ST. PAUL, Minn. – One day after a terror attack in New York City sparked the latest round of immigration debates, experts in Minnesota are weighing in on the proposed need for an immigration system overhaul.
“I think we’re having the wrong conversations, that’s where I’d start,” said John Keller, Executive Director of the Immigrant Law Center of Minnesota.
“The reality, the facts, which I feel like we have to keep repeating in this era, are that immigrants, both those with long-term legal status and those that are undocumented, commit crimes at a far lower rate than native-born persons,” he said, referring to two recent studies that reached the same conclusion.
Keller also clarified a term President Trump often refers to in his immigration analyses: “extreme vetting.”

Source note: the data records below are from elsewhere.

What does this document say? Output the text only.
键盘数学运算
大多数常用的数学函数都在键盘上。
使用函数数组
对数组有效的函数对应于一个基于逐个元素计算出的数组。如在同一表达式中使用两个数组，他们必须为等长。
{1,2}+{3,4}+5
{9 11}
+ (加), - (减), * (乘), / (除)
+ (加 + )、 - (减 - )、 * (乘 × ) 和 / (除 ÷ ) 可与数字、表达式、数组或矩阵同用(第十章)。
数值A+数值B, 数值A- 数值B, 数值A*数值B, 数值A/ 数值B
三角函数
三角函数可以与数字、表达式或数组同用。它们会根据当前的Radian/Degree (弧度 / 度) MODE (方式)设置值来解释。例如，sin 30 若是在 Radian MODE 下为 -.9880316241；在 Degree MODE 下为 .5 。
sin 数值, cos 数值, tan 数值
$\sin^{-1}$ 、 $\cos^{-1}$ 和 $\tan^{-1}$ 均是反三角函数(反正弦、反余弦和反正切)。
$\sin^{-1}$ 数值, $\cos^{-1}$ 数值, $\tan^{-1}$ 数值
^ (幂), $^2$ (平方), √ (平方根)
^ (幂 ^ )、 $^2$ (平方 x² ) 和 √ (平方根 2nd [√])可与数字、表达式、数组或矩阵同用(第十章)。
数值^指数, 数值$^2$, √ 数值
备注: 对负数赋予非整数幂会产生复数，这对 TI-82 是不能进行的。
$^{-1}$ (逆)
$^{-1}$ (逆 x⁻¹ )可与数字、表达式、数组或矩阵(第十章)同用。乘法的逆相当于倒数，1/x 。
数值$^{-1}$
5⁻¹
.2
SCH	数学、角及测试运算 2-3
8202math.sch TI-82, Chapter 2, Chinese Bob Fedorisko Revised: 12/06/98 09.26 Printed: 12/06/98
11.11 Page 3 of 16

“Extreme vetting is a campaign term that he used, just to be clear. And extreme vetting was also linked to a complete shutdown of Muslim immigrants and immigration. Both of those terms and ideas have been found by the courts to be unconstitutional,” he said.
Keller says all people coming to – or merely visiting – this country are subject to significant background checks and vetting, including standards that the administration itself recently publicly supported. That includes the State Department’s Diversity Visa Lottery Program.
But Keller also acknowledges that the immigration system is broken. He might not agree on where it should be fixed, but he’s open to the conversation.
“We’ve got to fix the system so it works better, not slam the doors, without any facts or without any rational basis,” he said.